There are several types of food-finding methods:
Gulpers (swallowers): swim and open mouths alternatively. e.g., Blue Whales,
Pygmy Blue Whales, Fin Whales, Bryde's Whales, Humpback Whales, and Minke
Skimmers: predominantly have their mouths open during swimming. e.g., right whales, Pygmy Right Whales, and Bowhead Whales
Benthic feeders: Gray Whales
Combined: Sei Whales are both swallowers and skimmers
Baleen whales live in all oceans. All species travel seasonally. They spend the summer in cold waters in high latitudes, where they feed. In autumn they move to warmer waters to mate and give birth. Except in their feeding grounds, baleen whales eat little or fast for months. The Gray Whale even travels the longest migratory route of all mammals.
In spite of their enormous mass, baleen whales are able to leap completely out of the water. Known for their acrobacy are the Humpback Whales, but other baleen whales also break through the water surface with their body or beat it loudly with their fins. The purpose of these habits cannot be explained doubtlessly.

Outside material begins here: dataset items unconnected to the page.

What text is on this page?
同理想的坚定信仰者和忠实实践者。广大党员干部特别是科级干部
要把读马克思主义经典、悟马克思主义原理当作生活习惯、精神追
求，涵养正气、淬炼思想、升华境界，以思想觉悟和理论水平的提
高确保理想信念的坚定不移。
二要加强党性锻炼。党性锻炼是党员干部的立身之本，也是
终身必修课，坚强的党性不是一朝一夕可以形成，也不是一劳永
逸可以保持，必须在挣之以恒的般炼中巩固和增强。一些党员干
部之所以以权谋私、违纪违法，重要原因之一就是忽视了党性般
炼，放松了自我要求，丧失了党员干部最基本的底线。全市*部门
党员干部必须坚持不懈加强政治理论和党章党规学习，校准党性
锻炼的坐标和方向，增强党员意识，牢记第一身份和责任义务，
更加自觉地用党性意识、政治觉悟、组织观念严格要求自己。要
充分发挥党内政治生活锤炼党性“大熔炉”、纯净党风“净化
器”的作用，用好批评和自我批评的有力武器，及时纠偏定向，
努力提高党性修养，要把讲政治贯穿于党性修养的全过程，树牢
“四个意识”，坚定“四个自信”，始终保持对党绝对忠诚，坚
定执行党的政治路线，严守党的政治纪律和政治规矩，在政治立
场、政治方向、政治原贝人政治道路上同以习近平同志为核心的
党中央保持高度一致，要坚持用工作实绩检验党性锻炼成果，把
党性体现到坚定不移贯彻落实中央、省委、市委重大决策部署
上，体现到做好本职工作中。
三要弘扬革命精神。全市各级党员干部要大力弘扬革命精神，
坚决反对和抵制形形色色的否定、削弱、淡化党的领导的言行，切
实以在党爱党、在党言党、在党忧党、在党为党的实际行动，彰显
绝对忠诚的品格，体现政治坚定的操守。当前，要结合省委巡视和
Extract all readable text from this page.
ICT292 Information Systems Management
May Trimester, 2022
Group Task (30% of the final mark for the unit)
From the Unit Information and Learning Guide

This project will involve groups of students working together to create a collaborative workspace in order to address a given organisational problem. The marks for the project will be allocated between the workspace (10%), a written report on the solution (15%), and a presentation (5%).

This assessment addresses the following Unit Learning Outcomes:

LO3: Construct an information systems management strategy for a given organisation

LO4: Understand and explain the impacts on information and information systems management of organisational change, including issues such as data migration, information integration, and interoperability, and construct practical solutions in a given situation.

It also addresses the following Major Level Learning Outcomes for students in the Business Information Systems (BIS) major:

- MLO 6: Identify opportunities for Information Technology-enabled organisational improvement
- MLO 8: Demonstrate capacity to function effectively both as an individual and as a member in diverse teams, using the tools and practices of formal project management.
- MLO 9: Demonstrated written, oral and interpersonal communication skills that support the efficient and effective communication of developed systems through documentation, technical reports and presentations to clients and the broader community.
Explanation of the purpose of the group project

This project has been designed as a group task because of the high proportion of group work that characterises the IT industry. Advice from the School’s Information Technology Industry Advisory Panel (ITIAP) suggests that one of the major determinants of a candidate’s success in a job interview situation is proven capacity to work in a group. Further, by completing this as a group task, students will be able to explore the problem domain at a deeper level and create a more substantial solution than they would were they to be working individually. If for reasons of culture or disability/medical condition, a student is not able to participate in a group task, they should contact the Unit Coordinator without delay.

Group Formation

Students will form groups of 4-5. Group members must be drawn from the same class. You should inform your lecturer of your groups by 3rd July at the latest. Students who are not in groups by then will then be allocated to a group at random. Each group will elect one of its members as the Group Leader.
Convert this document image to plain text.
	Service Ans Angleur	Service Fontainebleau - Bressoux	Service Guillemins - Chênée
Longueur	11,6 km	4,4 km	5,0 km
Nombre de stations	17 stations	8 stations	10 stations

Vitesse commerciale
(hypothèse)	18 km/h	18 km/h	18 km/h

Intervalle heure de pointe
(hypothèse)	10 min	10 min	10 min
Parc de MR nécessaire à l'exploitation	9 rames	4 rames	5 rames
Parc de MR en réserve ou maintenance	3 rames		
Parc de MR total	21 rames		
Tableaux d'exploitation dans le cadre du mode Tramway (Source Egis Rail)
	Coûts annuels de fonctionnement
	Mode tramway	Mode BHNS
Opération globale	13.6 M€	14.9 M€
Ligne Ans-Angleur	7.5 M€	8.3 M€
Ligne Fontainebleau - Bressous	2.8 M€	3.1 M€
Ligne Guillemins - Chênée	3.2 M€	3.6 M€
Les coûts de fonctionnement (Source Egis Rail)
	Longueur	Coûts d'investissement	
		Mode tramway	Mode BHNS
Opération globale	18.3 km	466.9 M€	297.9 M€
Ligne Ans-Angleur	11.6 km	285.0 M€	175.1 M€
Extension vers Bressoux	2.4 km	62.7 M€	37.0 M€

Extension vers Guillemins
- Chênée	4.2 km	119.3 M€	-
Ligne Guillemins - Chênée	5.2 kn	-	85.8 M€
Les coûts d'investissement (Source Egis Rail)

In contrast to toothed whales, baleen whales are unlikely to echo-locate. Instead they are able to produce sounds in the infrasonic range of high volume. The calls of the largest whales can be heard several 100 kilometers away. Unique are the songs of the Humpback Whales, consisting of complex sequences that may slowly evolve over years. They are probably used for courting. See the whale song article for a fuller description.
In the 19th and early 20th centuries, baleen whales were hunted for their oil and baleen. Their oil can be made into margarine and cooking oils. The function of baleen can be found in the baleen article.
Suborder Mysticeti: Baleen whales
Family Balaenidae: Right whales and Bowhead Whale
Bowhead Whale, Balaena mysticetus
Atlantic Northern Right Whale, Eubalaena glacialis
Pacific Northern Right Whale, Eubalaena japonica
Southern Right Whale, Eubalaena australia
Family Balaenopteridae: Rorquals
Fin Whale, Balaenoptera physalus
Sei Whale, Balaenoptera borealis
Bryde's Whale, Balaenoptera brydei
Pygmy Bryde's Whale, (Eden's Whale) Balaenoptera edeni
Blue Whale, Balaenoptera musculus
Northern Minke Whale, Balaenoptera acutorostrata
Southern Minke Whale, (Antarctic Minke Whale) Balaenoptera bonaerensis
Balaenoptera omurai, discovery announced November 2003. No common name yet in usage
Humpback Whale, Megaptera novaeangliae
† Genus Eobalaenoptera
† Eobalaenoptera harrisoni, fossil species first discovered June 2004. No common name.